CAPE CANAVERAL, Fla. -- Scientists have uncovered a vast ocean beneath the icy surface of Saturn's little moon Enceladus.
Italian and American researchers made the discovery using Cassini, a NASA-European spacecraft still exploring Saturn and its rings 17 years after its launch from Cape Canaveral. Their findings were announced Thursday.
This new ocean of liquid water -- as big as or even bigger than North America's Lake Superior -- is centered at the south pole of Enceladus and could encompass much if not most of the moon. Enceladus (ehn-SEHL'-uh-duhs) is about 310 miles across.
The data do not show if the ocean extends to the north pole, said the lead researcher, Luciano Iess of Sapienza University of Rome. At the very least, it's a regional sea some 25 miles deep under miles-thick ice. On Earth, it would stretch from our South Pole up to New Zealand -- at the very least.
Cassini's rudimentary instruments also cannot determine whether the moon's ocean harbors any form of life. Another mission using more sophisticated instruments is needed to make that search.
This latest discovery makes the interior of Enceladus "a very attractive potential place to look for life," said Cornell University planetary scientist Jonathan Lunine, who took part in the study.
Back in 2005, Cassini detected a plume streaming from cracks in the south polar region. Scientists suspected these jets of salty water vapor and ice -- containing some light organic molecules like methane -- might come from a subsurface ocean. On Thursday, they confirmed its presence. Their findings appear in the journal Science.

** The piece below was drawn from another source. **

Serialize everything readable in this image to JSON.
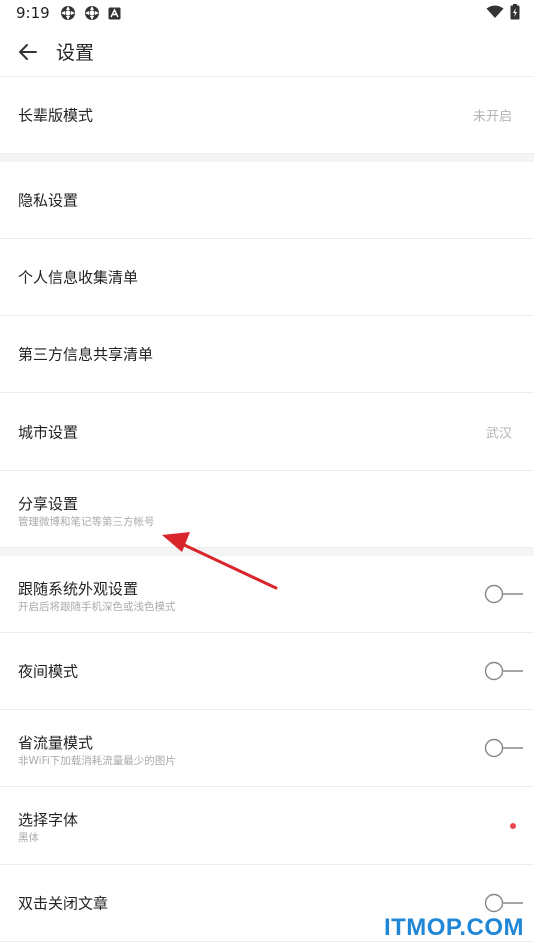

Cassini provided gravity measurements from three close fly-bys of Enceladus from 2010 to 2012. The Doppler data indicated a dense material beneath the surface of the south pole, most likely liquid water.
The ocean is believed to be sandwiched between miles of surface ice and a rocky core.
"It's extraordinary what Cassini has been able to do for this small moon," California Institute of Technology's David Stevenson, part of the research team, told reporters this week. But "this is not like mapping the surface of the Earth or mapping the surface of the moon, it's nothing like that. It's much cruder, and it's amazing that we've been able to do as much as we can."
Enceladus is hardly the only moon in the solar system with a subsurface sea.
Titan, the largest of Saturn's dozens of moons, is believed to have a global ocean. Evidence points to oceans inside the giant Jupiter moons of Callisto and Ganymede. And Jupiter's Europa also has a hidden reservoir similar to that of Enceladus, complete with plumes and a rocky bottom.
Cassini, already exceeding its life expectancy, is to make three more fly-bys of Enceladus before the mission ends in 2017.